5:00 a.m. Usted se levanta sin necesidad de que nadie lo despierte, con un ánimo explosivo comparable al de un maratonista que se dispone a lanzarse los 40 kilómetros y llegar entre los 10 primeros puestos. Si bien la emoción es buena, no se extralimite, este maratón va a ser de 80 km (y puede que hasta de 120). Dosifique sus fuerzas mire que las va a necesitar mucho más de lo que ahora en estas horas de la madrugada se puede imaginar.

5.30 a.m. Usted está ya parado en la fila de su centro de votación. Le pide entonces al pana que está ubicado atrás que le guarde el puesto porque, a pesar de que ha votado 30 veces en ese mismo centro de votación, uno nunca sabe si va a aparecer en la lista de votantes a quienes corresponde ejercer su derecho en esas mesas. El vértigo será idéntico siempre, como si fuera la primera vez, y en un punto, entre esa catarata de números de cédula malpegada con tirro a una cerca metálica, usted no se va a encontrar y va a temer que una mano peluda le ha cambiado su centro de votación a uno que queda en San Fernando de Atabapo. Al final, luego de largo minutos de ansiedad concentrada, usted se encuentra en la lista y con la emoción de quien ha metido un golazo desde la media cancha vuelve a la fila que ya tiene el doble del tamaño de cuando se marchó.

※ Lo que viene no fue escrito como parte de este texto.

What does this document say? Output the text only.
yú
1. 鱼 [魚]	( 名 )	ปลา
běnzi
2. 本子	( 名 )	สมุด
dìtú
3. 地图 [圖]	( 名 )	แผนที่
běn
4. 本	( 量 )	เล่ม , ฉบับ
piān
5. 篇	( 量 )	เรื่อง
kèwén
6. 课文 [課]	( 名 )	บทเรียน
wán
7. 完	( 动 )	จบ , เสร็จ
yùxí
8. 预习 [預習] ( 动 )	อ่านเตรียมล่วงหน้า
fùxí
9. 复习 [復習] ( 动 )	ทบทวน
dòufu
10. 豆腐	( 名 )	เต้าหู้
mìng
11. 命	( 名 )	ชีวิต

6:00 a.m. La fila para votar se ha transformado -en la misma medida en que se levanta el sol y comienza a calentar el día- en un bochinche criollo. Hay vendedores de café con leche, pastelitos andinos, empanadas de queso, cazón, carne mechada y dominó, también de ponquecitos y hasta una doña con cachapas. Y usted por un momento se olvida que está allí para votar sino que más bien está esperando con un poco de panas a que abran las puertas para entrar a un concierto. El factor bochinche es la constante que acaba caracterizando a toda concentración de 3 o más venezolanos.

7.00 a.m. La gente se pone nerviosa porque no han abierto el centro de votación. Los militares del Plan República, haciendo alarde de su infinita capacidad para no tener la más minúscula idea de cómo tratar con civiles sin necesidad de considerarlos un batallón, exigen que nadie se salga de la fila, que nadie hable en voz alta, y que recuerden toditos que ellos están facultados de arrestar a quien se salga de la línea. También se empeñan en dejar muy en claro que los civiles no están allí porque es su derecho y su voluntad, sino porque Ellos en la FANB (a los militares les encantan las mayúsculas y las siglas que no pegan ni con cola y que al ponerlas juntas suenan siempre a fármaco antidiarreico) están dispuestos, sólo por hoy, a permitir que la gentecita menor (es decir, los que no llevamos uniforme) ejerzan el voto.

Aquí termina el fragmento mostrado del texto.